Trenggalek, jurnalmataraman.com – Pemerintah Kabupaten (Pemkab) Trenggalek menyiapkan kebijakan penggratisan retribusi bagi toko buku yang berdiri di atas aset pemerintah daerah. Kebijakan ini akan mulai berlaku pada tahun 2026 mendatang.

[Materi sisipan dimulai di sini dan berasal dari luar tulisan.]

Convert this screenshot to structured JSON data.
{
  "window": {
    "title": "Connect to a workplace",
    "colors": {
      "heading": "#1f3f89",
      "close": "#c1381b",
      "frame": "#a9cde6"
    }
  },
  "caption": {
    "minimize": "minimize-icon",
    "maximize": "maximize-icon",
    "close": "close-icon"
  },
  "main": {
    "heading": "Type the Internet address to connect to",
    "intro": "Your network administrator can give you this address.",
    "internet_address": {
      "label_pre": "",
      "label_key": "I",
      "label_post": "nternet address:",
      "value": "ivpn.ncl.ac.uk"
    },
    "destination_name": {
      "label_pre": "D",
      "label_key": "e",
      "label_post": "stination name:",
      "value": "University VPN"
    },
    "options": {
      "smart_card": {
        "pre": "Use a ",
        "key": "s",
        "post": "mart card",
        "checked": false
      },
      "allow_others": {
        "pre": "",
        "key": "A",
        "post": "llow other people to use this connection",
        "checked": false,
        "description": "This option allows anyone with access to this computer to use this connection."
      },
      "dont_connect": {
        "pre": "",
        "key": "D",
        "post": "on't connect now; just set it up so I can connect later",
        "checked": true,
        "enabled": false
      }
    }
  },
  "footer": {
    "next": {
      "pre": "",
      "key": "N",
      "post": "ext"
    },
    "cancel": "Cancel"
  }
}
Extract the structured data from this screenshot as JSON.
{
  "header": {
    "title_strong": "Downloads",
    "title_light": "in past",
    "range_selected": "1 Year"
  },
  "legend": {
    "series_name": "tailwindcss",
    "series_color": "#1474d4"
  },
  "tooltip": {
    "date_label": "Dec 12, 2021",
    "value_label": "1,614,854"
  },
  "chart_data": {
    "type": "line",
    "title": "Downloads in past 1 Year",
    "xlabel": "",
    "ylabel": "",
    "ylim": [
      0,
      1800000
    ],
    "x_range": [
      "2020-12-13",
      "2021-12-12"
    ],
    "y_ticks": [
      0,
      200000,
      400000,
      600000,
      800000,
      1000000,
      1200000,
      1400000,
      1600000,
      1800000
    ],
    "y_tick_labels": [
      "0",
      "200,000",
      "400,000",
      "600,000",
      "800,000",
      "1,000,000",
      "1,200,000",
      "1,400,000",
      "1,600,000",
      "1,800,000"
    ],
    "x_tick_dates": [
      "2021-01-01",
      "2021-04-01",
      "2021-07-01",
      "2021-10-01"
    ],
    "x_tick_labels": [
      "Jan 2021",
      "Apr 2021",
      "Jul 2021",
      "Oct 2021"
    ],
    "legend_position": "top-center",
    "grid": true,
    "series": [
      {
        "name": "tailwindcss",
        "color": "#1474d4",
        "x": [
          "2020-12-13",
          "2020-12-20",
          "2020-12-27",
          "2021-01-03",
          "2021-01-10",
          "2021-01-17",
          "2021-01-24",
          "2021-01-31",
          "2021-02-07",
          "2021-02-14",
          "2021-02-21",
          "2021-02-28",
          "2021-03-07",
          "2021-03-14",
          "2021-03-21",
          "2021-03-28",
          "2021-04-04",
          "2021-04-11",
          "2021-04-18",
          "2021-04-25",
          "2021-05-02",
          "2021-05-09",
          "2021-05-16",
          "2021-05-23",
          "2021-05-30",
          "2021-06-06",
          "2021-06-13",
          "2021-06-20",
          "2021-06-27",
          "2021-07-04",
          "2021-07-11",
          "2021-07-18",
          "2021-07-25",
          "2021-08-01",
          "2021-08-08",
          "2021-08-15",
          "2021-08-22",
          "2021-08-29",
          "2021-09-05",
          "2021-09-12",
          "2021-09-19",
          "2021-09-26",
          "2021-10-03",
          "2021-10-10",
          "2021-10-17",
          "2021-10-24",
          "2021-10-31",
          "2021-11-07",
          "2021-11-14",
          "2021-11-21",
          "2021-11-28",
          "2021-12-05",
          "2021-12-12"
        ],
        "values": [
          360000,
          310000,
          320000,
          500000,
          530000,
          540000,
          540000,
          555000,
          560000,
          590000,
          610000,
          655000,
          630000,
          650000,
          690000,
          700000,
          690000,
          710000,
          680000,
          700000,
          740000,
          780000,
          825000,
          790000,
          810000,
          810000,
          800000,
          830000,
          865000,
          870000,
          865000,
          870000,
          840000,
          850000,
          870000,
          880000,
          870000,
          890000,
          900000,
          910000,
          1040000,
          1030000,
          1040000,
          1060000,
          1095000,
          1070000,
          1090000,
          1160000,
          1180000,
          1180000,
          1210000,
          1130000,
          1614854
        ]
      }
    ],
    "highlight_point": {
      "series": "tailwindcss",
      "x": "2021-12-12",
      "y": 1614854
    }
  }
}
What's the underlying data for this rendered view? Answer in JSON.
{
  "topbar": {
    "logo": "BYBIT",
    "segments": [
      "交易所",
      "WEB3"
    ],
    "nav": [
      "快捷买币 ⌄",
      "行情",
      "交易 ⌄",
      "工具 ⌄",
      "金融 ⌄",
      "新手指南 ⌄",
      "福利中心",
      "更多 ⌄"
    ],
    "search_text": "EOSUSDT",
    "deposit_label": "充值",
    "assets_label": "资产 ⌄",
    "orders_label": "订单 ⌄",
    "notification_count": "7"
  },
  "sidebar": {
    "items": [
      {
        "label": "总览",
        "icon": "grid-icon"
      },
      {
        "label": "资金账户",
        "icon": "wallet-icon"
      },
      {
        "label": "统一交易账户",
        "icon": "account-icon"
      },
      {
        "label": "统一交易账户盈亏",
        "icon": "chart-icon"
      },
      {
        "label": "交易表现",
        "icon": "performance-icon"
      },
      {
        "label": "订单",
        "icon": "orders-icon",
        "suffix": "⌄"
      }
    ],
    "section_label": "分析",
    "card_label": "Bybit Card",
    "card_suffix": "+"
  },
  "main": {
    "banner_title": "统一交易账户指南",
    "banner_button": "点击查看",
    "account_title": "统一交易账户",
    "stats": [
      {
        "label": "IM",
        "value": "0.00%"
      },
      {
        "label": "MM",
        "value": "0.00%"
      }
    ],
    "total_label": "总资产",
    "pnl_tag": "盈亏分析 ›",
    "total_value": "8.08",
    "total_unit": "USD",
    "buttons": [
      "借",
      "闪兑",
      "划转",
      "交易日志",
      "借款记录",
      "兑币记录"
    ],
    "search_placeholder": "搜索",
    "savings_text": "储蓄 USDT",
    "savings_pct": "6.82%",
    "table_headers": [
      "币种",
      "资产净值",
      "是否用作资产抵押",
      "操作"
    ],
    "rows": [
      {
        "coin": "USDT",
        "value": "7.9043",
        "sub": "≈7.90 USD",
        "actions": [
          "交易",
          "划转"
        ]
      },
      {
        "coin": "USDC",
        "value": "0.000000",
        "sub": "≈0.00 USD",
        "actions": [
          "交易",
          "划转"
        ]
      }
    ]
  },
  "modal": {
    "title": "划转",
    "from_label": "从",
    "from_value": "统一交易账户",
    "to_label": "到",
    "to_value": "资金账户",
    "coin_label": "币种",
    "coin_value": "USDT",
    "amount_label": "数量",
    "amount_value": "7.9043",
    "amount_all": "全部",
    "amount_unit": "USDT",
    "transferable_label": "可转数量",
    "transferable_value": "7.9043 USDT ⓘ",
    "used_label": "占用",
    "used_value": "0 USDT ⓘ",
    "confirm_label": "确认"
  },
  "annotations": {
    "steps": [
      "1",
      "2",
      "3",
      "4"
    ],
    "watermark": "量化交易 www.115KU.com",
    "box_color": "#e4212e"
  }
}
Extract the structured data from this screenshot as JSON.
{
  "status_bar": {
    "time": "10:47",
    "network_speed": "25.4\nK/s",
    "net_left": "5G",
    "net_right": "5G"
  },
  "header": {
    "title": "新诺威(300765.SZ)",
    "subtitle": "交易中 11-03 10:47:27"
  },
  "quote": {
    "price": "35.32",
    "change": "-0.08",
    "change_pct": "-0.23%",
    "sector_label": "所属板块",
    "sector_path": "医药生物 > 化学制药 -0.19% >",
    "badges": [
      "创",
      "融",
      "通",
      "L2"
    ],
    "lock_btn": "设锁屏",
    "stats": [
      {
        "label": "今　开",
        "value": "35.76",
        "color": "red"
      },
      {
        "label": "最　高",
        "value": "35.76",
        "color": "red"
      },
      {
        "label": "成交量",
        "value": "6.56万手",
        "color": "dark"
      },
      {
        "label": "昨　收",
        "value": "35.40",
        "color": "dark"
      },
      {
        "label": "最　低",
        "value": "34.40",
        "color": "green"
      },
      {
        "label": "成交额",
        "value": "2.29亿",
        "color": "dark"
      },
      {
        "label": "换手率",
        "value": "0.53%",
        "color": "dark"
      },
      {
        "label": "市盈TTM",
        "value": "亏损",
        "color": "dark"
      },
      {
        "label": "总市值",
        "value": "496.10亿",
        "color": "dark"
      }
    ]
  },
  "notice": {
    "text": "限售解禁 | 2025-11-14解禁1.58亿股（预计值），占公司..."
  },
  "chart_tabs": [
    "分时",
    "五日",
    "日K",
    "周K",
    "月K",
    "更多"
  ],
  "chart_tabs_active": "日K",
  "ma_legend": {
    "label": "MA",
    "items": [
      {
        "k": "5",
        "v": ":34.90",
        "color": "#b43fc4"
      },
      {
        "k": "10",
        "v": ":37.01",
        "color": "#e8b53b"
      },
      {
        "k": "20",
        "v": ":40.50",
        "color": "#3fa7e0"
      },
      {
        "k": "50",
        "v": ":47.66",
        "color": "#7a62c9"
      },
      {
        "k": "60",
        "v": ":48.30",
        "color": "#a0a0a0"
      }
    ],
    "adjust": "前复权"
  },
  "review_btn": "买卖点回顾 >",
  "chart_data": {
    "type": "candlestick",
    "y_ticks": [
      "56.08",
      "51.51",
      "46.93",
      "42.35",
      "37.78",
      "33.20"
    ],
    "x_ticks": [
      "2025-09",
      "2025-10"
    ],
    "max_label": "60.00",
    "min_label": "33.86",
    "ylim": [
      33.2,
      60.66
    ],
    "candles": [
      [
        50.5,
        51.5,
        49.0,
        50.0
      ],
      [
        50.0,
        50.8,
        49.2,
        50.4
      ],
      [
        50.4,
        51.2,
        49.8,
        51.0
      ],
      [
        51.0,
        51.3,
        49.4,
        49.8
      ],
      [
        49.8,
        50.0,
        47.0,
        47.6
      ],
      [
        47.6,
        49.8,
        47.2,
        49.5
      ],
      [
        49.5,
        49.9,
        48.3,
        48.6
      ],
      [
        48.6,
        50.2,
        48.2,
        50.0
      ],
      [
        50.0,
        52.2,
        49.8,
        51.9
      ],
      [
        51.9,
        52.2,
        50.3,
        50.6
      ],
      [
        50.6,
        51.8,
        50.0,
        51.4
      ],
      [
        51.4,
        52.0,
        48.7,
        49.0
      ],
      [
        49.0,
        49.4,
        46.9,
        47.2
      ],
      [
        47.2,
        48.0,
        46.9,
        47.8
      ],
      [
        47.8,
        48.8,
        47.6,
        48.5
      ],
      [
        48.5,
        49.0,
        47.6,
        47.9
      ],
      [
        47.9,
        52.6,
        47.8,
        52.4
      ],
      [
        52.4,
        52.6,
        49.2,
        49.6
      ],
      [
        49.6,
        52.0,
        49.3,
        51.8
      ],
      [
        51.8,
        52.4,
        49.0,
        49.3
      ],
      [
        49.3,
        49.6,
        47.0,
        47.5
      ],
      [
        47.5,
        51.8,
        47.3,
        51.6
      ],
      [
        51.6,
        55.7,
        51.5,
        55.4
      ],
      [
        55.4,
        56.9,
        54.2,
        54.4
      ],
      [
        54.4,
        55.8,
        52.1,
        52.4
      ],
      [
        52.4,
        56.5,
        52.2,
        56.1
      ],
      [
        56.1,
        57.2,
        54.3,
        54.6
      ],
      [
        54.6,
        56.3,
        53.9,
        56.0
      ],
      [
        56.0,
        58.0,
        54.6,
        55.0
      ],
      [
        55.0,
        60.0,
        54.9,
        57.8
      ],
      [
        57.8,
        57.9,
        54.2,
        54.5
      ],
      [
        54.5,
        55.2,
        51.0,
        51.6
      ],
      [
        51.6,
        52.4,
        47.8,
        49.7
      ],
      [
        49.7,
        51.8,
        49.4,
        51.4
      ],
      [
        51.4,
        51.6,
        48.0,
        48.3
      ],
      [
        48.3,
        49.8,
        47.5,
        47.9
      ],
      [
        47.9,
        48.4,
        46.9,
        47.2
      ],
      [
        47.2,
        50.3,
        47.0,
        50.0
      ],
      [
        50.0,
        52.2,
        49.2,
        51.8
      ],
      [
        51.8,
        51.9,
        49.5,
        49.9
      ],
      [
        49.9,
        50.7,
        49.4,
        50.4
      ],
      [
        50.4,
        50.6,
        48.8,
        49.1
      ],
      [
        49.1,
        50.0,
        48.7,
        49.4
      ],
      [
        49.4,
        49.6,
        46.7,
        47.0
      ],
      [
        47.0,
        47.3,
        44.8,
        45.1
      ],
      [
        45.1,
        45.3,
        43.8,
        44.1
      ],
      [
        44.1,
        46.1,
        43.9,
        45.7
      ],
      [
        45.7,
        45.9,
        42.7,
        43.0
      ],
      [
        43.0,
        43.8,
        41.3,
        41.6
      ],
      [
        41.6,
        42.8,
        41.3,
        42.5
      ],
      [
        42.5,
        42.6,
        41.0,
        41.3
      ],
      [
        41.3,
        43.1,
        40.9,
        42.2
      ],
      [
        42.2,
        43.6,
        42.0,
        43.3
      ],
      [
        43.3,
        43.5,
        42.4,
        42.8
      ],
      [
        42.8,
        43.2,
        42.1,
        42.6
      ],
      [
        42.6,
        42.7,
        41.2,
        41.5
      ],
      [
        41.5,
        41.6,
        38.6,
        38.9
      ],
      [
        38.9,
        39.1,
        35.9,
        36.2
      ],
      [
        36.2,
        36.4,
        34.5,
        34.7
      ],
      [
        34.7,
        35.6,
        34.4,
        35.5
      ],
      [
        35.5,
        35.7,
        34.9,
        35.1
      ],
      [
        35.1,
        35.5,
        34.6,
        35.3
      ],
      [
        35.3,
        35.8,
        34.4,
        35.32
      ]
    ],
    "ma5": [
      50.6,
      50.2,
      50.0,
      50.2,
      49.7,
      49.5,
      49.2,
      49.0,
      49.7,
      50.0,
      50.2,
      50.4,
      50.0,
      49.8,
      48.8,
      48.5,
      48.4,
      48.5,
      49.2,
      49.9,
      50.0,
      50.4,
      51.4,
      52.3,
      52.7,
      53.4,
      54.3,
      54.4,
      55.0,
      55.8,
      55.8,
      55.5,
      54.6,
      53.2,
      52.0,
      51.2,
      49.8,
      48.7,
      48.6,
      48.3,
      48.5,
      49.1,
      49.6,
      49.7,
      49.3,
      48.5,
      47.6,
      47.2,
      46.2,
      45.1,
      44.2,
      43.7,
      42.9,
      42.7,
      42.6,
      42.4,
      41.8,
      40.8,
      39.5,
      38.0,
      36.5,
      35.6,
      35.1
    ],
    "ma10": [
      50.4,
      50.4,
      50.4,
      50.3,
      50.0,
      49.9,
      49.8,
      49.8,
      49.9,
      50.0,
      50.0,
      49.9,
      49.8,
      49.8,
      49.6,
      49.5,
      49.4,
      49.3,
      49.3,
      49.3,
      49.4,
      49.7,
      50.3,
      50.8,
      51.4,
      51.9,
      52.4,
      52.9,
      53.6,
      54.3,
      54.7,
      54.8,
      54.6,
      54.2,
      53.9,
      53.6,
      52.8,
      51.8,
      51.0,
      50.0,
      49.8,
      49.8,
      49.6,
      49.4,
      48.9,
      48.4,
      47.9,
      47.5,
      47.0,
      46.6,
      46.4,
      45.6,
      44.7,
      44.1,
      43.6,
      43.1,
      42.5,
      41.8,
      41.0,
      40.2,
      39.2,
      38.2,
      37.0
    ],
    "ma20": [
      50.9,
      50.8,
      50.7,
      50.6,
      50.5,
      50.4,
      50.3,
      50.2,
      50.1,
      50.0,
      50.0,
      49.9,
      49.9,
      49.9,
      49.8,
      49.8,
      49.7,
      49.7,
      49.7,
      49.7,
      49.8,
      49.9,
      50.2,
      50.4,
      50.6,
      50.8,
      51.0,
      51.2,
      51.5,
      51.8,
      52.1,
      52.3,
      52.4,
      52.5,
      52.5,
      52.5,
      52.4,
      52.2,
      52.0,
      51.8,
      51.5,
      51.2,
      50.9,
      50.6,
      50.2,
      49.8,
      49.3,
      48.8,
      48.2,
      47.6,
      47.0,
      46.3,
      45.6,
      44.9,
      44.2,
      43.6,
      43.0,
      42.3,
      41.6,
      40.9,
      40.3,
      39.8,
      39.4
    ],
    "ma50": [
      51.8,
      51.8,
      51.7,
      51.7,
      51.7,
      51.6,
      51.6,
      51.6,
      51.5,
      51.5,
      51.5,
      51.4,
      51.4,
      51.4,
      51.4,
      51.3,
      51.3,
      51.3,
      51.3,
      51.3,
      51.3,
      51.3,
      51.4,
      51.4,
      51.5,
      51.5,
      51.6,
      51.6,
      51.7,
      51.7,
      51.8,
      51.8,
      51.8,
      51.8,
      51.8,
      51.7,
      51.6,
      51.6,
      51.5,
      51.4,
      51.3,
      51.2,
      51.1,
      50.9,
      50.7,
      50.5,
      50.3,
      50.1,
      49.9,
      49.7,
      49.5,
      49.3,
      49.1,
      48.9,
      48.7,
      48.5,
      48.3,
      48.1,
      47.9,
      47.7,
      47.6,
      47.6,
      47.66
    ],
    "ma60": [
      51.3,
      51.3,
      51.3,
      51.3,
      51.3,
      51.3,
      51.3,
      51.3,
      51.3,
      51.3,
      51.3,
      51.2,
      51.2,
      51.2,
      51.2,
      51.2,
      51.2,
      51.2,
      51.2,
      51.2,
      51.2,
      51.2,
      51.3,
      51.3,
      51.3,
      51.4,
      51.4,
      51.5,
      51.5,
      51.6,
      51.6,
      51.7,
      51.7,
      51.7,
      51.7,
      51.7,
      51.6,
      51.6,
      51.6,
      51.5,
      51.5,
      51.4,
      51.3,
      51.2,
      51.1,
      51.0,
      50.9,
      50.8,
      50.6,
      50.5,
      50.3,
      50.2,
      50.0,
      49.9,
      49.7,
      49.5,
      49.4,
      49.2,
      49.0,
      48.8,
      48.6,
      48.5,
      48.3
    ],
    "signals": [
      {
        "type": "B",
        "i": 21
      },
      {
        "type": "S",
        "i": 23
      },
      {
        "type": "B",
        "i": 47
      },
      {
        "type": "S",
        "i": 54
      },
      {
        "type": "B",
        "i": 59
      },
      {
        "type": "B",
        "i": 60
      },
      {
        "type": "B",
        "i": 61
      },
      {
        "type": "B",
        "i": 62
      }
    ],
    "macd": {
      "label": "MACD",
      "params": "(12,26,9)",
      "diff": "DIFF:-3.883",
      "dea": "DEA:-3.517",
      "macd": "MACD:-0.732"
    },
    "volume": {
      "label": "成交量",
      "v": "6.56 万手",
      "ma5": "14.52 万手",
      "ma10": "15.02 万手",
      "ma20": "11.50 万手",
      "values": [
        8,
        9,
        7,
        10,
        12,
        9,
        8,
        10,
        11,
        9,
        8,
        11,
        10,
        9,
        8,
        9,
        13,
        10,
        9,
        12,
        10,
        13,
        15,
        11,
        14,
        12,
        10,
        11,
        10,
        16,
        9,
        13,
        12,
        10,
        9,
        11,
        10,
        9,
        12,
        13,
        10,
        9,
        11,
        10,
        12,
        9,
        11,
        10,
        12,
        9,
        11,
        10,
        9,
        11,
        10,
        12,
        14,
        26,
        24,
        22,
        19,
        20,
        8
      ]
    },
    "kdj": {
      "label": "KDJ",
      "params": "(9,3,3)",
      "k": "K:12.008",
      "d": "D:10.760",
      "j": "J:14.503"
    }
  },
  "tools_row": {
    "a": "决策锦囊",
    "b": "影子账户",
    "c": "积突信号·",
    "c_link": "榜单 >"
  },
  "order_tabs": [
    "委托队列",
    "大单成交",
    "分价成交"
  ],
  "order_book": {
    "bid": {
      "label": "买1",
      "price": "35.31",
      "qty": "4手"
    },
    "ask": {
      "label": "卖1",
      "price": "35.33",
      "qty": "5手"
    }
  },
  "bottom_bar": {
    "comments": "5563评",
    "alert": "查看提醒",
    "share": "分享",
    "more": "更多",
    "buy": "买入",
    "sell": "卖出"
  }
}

Bupati Trenggalek Mochamad Nur Arifin, menyampaikan bahwa langkah tersebut diambil sebagai upaya meningkatkan budaya literasi masyarakat. Dengan begitu, Indeks Pembangunan Manusia (IPM) di Trenggalek diharapkan ikut terdongkrak.

“Program ini juga merupakan bagian dari kontribusi daerah dalam menyukseskan Gerakan Nasional Gemar Membaca”.
Selain untuk mendukung literasi, kebijakan ini juga membuka peluang besar bagi pihak swasta untuk berinvestasi dengan mendirikan toko buku di aset pemerintah daerah.
Dukungan atas kebijakan tersebut juga datang dari para pelaku usaha. Fina pemilik toko buku di Pasar Pon Trenggalek, mengaku sangat terbantu dengan adanya penggratisan retribusi. Selama ini, ia masih harus membayar retribusi hingga Rp3 juta per tahun.
“Kebijakan ini jelas sangat membantu kami para pengusaha toko buku di Trenggalek. Harapannya bisa semakin mendorong minat baca masyarakat,” ungkap Fina.